In reply, Henry Burns, his eyes twinkling more than ever, and with a quiet smile playing about the corners of his mouth, went and got the lobster-claw from the ice-box. Emptying out the scraps of now worthless paper, he deposited the lobster-claw in their place, took the candle, and once more replaced the drawer in the secret chamber. Then he shoved in the larger drawer.
“Whoever finds that may keep it,” he said, as he rolled himself in his blanket and blew out the lantern nearest him.
CHAPTER XIX.
THE LOSS OF THE VIKING
Squire Brackett was for once in rare good humour, as he came down to the breakfast-table on Saturday morning. He was beaming like a harvest moon, and a look of satisfaction overspread his heavy face. He even smiled affably on his son Harry, and was, withal, so pleased with himself, and so off his guard, that his son took advantage of the opportunity to ask him for ten dollars—and got it. By the time Squire Brackett had repented of his generosity, young Harry had disappeared.

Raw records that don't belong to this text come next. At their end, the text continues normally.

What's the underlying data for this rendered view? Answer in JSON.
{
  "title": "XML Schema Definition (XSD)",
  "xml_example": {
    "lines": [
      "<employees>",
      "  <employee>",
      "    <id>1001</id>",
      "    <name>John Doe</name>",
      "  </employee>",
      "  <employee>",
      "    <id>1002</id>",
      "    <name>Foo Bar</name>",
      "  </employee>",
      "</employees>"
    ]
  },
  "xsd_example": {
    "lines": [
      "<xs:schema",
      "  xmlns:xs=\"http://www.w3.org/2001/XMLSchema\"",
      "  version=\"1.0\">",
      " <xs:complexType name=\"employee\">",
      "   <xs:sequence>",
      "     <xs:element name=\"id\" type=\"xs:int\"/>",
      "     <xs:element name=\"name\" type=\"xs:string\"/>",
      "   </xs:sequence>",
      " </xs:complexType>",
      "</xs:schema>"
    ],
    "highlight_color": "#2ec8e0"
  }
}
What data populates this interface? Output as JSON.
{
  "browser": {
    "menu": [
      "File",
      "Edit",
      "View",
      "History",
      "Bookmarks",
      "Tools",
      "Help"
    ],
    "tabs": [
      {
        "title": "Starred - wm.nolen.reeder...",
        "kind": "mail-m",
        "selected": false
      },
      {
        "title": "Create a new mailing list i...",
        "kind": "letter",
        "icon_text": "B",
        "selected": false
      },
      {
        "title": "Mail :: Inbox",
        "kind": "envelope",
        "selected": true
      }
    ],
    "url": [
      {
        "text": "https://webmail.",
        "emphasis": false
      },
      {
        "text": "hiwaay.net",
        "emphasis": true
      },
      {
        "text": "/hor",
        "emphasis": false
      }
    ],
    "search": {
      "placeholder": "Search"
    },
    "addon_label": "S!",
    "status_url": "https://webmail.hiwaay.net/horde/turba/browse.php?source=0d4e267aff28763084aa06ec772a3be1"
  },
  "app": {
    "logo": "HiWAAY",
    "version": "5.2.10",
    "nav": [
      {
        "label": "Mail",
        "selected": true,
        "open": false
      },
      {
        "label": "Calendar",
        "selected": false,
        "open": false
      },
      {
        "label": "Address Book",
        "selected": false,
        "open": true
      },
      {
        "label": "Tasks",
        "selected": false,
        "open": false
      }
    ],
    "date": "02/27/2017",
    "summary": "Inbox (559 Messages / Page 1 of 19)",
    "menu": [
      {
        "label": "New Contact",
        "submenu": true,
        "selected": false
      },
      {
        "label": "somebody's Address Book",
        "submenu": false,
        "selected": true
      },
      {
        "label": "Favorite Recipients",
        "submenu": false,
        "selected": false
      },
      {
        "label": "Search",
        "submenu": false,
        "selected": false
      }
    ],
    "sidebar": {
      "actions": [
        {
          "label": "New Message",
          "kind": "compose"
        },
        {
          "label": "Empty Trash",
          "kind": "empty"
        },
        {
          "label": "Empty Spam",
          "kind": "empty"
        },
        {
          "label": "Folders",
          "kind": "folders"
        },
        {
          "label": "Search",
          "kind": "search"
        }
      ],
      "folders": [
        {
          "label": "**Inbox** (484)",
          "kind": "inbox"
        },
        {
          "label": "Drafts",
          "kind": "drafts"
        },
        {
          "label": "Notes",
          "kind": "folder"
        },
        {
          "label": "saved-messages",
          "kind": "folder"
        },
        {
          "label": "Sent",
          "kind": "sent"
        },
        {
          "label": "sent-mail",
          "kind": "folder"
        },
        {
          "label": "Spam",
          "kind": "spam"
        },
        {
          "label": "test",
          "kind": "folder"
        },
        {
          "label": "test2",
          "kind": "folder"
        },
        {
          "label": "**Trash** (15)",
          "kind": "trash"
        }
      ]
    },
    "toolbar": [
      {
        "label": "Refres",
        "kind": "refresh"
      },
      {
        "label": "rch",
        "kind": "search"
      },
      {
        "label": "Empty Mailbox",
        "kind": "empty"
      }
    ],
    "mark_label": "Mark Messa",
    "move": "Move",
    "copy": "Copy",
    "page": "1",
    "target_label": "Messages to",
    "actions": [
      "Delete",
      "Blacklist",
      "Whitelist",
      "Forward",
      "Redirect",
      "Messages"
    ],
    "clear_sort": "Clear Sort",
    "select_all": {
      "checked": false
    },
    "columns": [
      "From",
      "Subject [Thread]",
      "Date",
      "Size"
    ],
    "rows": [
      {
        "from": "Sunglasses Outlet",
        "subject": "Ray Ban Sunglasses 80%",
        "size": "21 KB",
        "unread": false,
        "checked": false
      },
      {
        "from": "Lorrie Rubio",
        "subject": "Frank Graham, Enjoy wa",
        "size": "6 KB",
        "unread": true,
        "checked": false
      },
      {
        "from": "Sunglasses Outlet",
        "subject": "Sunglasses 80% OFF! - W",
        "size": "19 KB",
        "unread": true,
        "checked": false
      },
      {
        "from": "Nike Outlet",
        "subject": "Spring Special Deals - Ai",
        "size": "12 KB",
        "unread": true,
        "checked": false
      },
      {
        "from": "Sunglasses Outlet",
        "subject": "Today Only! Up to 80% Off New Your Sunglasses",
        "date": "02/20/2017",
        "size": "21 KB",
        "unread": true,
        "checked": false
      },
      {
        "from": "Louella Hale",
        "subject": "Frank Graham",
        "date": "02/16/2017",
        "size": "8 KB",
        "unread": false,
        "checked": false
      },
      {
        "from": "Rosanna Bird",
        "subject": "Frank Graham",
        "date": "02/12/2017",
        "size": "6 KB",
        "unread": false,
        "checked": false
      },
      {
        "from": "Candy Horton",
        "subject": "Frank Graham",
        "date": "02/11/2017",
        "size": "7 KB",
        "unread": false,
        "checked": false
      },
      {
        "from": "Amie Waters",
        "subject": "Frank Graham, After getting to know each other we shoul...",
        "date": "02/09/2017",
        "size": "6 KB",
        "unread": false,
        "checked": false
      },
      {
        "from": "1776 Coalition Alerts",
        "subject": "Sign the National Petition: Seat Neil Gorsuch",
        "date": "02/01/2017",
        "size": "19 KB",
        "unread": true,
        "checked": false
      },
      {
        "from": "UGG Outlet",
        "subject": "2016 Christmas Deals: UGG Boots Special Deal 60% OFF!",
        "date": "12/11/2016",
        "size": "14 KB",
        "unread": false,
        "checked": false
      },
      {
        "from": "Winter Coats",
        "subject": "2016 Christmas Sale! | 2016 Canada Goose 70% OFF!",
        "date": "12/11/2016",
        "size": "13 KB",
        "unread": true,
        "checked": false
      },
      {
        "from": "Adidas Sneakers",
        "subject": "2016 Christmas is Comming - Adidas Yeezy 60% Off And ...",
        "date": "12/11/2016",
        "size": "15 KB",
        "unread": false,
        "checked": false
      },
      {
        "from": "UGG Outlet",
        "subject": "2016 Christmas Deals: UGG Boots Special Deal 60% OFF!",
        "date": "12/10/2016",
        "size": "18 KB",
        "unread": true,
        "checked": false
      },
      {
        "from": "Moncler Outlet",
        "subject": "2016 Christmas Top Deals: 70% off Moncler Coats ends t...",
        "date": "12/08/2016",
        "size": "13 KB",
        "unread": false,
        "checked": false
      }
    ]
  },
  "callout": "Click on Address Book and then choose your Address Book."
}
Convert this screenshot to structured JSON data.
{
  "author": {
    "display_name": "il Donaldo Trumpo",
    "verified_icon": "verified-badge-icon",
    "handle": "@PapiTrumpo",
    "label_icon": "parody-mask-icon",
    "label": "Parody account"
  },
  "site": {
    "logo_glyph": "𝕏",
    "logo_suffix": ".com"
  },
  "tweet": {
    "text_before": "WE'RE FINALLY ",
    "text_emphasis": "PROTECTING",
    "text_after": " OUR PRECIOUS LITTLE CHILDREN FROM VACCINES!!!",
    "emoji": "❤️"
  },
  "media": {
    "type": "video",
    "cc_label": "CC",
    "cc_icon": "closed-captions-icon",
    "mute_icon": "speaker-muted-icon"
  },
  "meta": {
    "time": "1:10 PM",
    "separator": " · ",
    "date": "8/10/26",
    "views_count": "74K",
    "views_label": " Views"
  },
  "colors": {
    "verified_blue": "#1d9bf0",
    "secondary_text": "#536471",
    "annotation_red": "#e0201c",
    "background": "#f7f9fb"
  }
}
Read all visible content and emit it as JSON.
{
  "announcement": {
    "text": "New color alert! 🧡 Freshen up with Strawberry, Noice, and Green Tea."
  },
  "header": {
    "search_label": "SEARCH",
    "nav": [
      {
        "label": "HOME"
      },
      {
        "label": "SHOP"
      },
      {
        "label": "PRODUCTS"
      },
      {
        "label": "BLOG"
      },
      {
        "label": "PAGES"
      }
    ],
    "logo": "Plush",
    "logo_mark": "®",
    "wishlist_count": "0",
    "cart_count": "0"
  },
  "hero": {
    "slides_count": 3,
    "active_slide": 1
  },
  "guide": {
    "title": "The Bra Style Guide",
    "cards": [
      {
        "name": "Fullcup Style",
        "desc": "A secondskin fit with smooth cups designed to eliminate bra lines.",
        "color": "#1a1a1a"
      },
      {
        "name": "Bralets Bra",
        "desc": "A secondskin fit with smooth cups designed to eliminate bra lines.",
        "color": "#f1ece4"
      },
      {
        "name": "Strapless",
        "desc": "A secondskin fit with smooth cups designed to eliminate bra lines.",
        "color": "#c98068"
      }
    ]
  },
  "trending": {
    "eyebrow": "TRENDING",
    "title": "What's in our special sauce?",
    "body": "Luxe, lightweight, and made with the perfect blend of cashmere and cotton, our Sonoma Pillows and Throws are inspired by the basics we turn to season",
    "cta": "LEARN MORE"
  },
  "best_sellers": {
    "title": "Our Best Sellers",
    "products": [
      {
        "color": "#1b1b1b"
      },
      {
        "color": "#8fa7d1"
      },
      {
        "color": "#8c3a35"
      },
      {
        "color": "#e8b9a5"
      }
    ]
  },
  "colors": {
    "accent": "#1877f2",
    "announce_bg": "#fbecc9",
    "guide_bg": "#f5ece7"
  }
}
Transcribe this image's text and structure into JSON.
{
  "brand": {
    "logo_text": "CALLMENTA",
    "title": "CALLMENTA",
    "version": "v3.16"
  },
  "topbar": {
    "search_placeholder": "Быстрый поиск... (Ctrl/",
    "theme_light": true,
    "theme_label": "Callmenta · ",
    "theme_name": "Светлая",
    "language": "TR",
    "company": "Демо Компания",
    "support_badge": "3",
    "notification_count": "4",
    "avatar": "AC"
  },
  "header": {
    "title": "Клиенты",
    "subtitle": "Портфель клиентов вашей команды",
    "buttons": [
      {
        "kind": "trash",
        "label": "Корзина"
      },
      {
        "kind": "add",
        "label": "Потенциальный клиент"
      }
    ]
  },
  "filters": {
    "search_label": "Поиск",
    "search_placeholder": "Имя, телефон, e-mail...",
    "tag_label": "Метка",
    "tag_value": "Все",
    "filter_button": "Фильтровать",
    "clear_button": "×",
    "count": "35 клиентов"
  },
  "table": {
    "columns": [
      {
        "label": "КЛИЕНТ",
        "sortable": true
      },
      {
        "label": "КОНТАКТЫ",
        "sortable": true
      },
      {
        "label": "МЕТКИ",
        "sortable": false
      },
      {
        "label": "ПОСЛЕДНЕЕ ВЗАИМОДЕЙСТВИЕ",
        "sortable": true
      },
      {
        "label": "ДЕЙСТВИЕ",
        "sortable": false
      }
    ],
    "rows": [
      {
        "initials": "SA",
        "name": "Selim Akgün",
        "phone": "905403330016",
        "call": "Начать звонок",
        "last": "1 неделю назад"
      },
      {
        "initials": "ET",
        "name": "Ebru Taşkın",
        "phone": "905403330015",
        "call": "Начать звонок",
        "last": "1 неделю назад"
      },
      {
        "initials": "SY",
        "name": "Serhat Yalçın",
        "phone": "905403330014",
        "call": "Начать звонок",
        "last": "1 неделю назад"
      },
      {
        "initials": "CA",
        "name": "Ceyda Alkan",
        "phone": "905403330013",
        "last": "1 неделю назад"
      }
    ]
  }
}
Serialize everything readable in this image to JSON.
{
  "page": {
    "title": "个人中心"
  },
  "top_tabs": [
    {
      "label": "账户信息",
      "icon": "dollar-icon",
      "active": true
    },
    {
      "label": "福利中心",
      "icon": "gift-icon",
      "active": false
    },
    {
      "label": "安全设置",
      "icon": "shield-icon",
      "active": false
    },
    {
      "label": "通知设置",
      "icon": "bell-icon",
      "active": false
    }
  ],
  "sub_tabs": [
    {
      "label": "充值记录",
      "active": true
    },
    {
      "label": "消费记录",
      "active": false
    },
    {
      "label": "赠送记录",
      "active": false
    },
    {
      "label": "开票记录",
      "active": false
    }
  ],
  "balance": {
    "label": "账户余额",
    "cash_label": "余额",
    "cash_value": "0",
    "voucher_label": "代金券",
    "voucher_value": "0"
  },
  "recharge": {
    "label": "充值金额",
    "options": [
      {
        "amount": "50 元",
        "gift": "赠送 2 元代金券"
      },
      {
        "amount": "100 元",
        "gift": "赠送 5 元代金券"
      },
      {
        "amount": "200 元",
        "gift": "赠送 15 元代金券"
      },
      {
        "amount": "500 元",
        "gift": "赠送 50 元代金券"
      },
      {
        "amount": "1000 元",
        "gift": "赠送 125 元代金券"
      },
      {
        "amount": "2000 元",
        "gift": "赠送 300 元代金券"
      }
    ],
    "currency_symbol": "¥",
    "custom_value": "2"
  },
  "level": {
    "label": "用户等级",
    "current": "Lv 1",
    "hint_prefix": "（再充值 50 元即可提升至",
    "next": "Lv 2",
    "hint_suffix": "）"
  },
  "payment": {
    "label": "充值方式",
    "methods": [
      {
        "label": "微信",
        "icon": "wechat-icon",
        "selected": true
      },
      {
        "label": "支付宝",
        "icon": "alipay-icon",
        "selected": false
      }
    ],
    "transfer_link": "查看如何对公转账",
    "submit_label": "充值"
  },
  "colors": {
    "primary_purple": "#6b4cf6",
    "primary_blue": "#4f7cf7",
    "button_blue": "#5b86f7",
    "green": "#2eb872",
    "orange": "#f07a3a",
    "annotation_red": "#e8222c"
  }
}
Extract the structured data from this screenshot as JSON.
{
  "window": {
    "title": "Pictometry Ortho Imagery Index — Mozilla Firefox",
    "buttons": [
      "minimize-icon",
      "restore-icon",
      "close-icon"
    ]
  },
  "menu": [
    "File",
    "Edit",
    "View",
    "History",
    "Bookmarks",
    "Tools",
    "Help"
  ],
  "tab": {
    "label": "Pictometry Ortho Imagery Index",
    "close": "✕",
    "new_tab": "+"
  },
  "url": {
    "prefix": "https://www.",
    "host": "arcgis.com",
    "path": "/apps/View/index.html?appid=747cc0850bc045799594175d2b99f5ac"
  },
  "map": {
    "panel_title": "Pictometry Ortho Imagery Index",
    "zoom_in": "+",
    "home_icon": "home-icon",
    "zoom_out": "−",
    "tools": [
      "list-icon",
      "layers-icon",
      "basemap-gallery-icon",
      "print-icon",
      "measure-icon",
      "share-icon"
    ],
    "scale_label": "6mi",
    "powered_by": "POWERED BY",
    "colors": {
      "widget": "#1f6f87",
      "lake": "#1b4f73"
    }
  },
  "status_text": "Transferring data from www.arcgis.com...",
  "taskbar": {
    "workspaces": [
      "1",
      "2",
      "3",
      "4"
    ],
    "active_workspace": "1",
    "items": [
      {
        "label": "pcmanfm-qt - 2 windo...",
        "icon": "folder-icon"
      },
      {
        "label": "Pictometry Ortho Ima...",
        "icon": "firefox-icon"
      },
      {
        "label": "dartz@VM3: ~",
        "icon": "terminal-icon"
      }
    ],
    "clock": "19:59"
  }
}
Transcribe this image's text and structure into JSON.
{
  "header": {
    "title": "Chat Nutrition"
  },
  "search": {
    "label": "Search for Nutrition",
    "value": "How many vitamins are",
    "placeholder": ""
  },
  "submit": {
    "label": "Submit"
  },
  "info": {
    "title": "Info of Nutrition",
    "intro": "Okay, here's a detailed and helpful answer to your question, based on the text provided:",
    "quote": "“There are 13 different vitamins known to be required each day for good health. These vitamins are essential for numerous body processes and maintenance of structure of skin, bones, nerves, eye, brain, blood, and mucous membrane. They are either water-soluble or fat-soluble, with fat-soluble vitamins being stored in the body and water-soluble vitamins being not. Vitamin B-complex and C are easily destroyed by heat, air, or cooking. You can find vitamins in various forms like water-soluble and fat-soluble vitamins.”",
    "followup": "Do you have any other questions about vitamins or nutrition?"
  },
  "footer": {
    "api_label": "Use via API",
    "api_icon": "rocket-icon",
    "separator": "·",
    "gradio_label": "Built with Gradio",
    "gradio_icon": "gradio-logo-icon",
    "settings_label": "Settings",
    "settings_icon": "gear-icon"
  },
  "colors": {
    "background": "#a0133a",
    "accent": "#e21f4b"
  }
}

“The scamp!” reflected the squire. “Smart enough to see something is up, wasn’t he? Well, I reckon I’m glad of it. He comes by his smartness honestly, I vow. I wonder how the wind is.”
He was, indeed, a bit apprehensive on this score, for he was a bad sailor. He had, moreover, a vivid recollection of the last time he went threshing down the bay in Captain Sam’s Nancy Jane, and of how sick and frightened he was.
“However,” he thought, “I guess I can stand it.” And he added, chuckling, “It will be worth my while, or my name isn’t Brackett.”